Readers of this blog, or anyone who knows me, won’t be surprised that I am recommending a book called “The Inner Life of Cats.” It was written by Thomas McNamee and if you are an animal lover or a friend to the felines, you will enjoy it. I particularly appreciated that the author, like me, seems enamoured of Rome and her various cat colonies. (Some links here to my photographs of Rome’s cats, as well as other cats.)
But what I loved most about — or perhaps needed from — the book was McNamee’s opening up about the grief he felt when his beloved cat, Augusta, died. I sobbed reading some of it. Those of you who followed my old website might remember when my senior cats died (within six months of each other). What I appreciated about McNamee’s writing is that he was able to express what the loss did to him in a way I never could. I wrote a sort of detached piece here about trying to scatter Orloff’s and Pushkin’s ashes – I made sure it was written in a way that was almost a travelogue, with little snippets of humour, because I feared the waterfall of tears that would ensue if I were honest about the depths of my grief. (I still have their ashes, fyi.)
This passage from McNamee’s book reflects far more accurately my experience:
It will tear a hole in your life. Her love was unconditional. When you stayed away too long, she didn’t sulk when you came home, she welcomed you with gladness. She was so innocent. So naive. No human being ever loved you with the purity of her love. Did you tell her things you never told anyone else? Did she purr just because you were there — because you existed? His stuff is going to be all over your house. What are you going to do with his bed? His toys? You’re going to listen and listen for the bup-bup-bup of his paws on the floor as he comes trotting to greet you, and you won’t hear it. You’re not going to be able to sleep. You’re going to eat too much, or not enough. You’re going to wonder if there’s something wrong with you. A lot of people stay home just so they won’t have to hear people say, “Come on, it was only a cat.” Somebody’s going to tell you to get a kitten, and you’re going to think, No! No kitten could possibly replace her.
Oh Lord, how I remember the silly people who said that to me — it was only a cat. What idiots. Why didn’t I just tell them to f**k off?
This next passage also rings true:
Augusta’s death paralyzed me for two months at least, and I’m not ashamed of that.

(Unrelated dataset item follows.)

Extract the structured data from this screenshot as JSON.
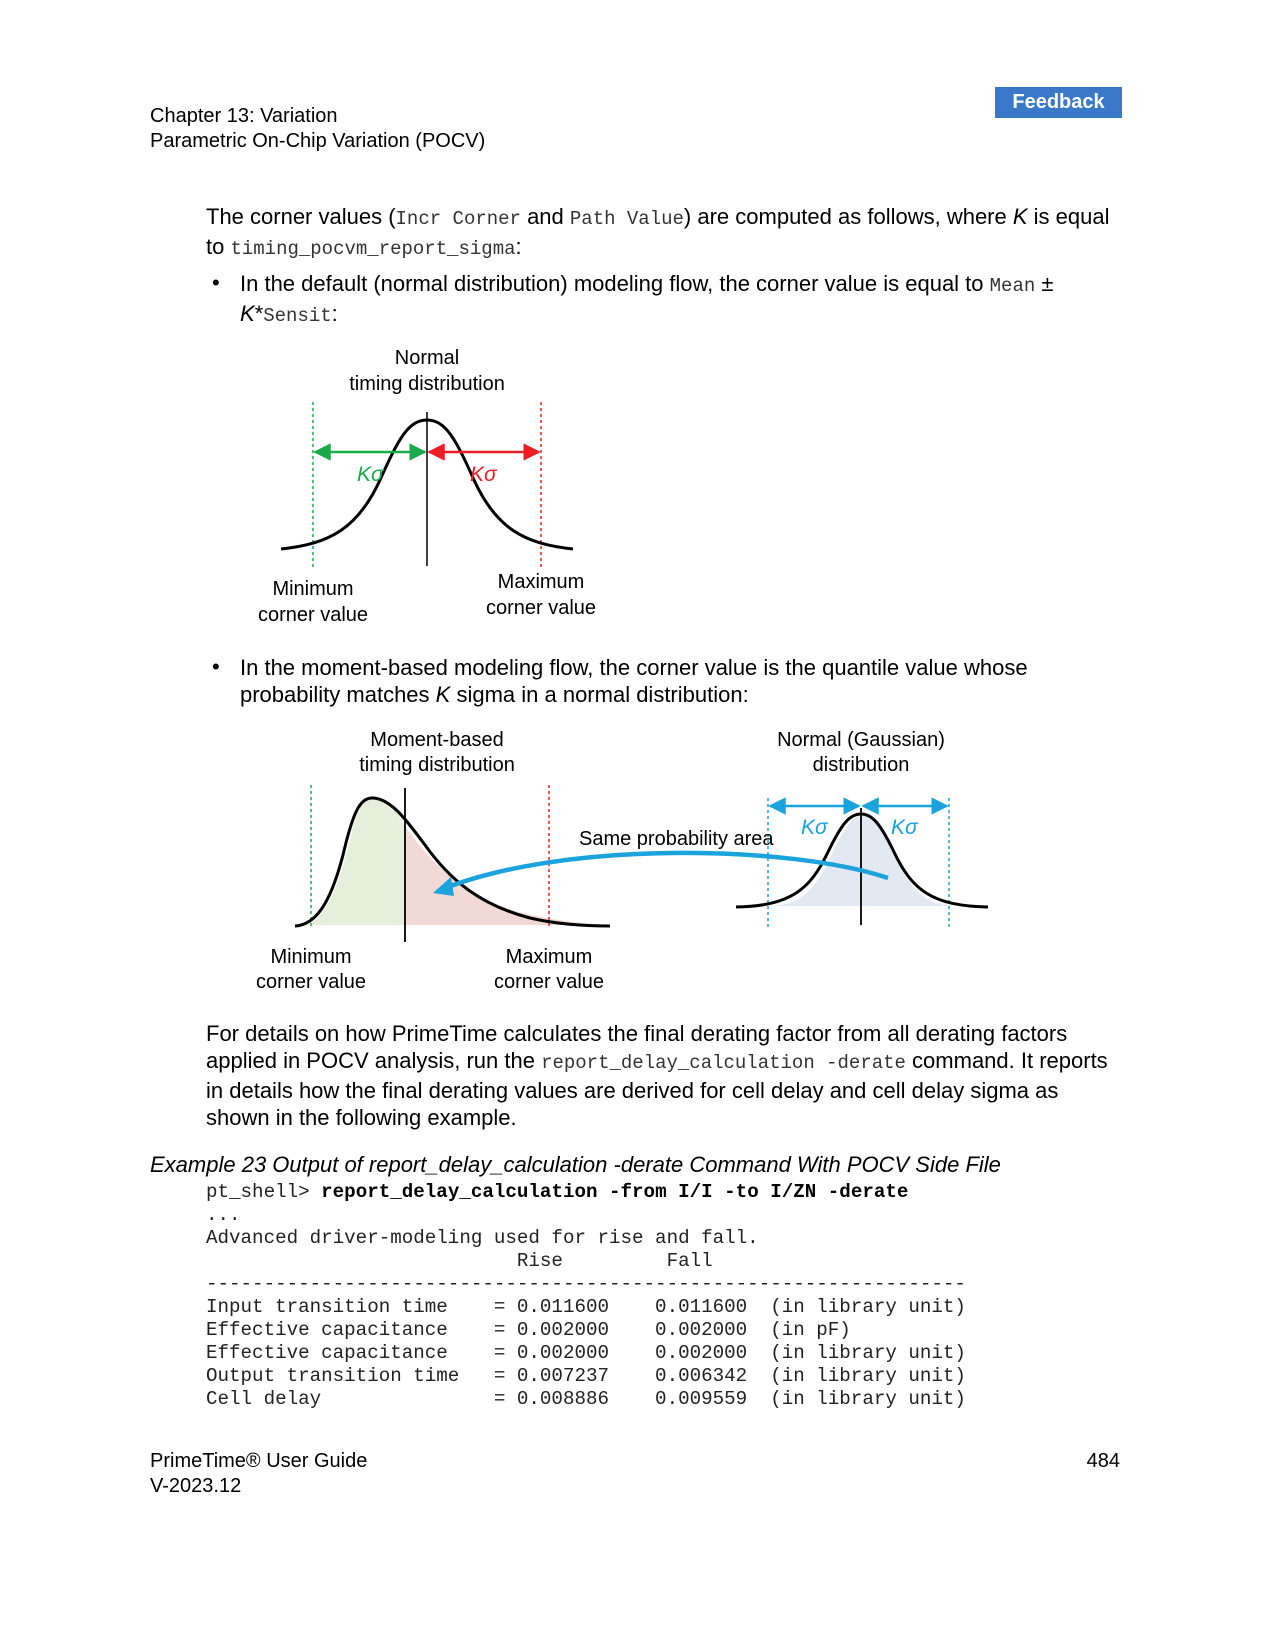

Excessiveness is in the eye of the judge, and in this matter only I can judge. I did find myself defending myself sometimes, sometimes against myself, more often against someone mystified, whose mystification as time passed shaded into annoyance, or just distance. You are as alone as you have ever been. You hoard your grief. You stay home. Friends ask you out to dinner, you find a lie for declining. Work? You can’t focus on anything, except this one thing. In the loss is the life you shared, Wiman says. Now you’re supposed to see the joy and the light in it, somehow to be in that life. How is that supposed to be possible? The fucking cat is dead.
And this – the hours of guilt I have experienced thinking about Orloff and Pushkin, the times I wasn’t patient with them, the times I left them with sitters, and above all, their deaths — did I wait too long? Did I not give them enough time – did they still want to live in spite of their illness or pain?:
“I could have loved you better,” I sang the Tom Paxton song back through time to Augusta. “Didn’t mean to be unkind/You know it was the last thing on my mind.” Maybe not the last thing, but bad enough. I wasn’t paying attention, Augusta. How did you feel when we went away? I didn’t even think. You were glad to see us when we returned, which was enough to fool ourselves into believing it must have been all right. You were only a cat. We didn’t mean to be unkind. She loved us anyway. What choice did she have? Who else was she going to love? Augusta had love inborn. She had to do something with it.
McNamee and his wife did eventually get another cat. I have yet to do so. I tell people that it is because we travel so much, et cetera, but in reality, I don’t know that I want to feel that kind of love — and therefore the inevitable loss that will follow down the line — again. Oh, I imagine that one day there will be another cat in my life, in my heart, but for now, I am sticking to working with the street ferals in Toronto and enjoying books about cats. So glad I found “The Inner Life of Cats.”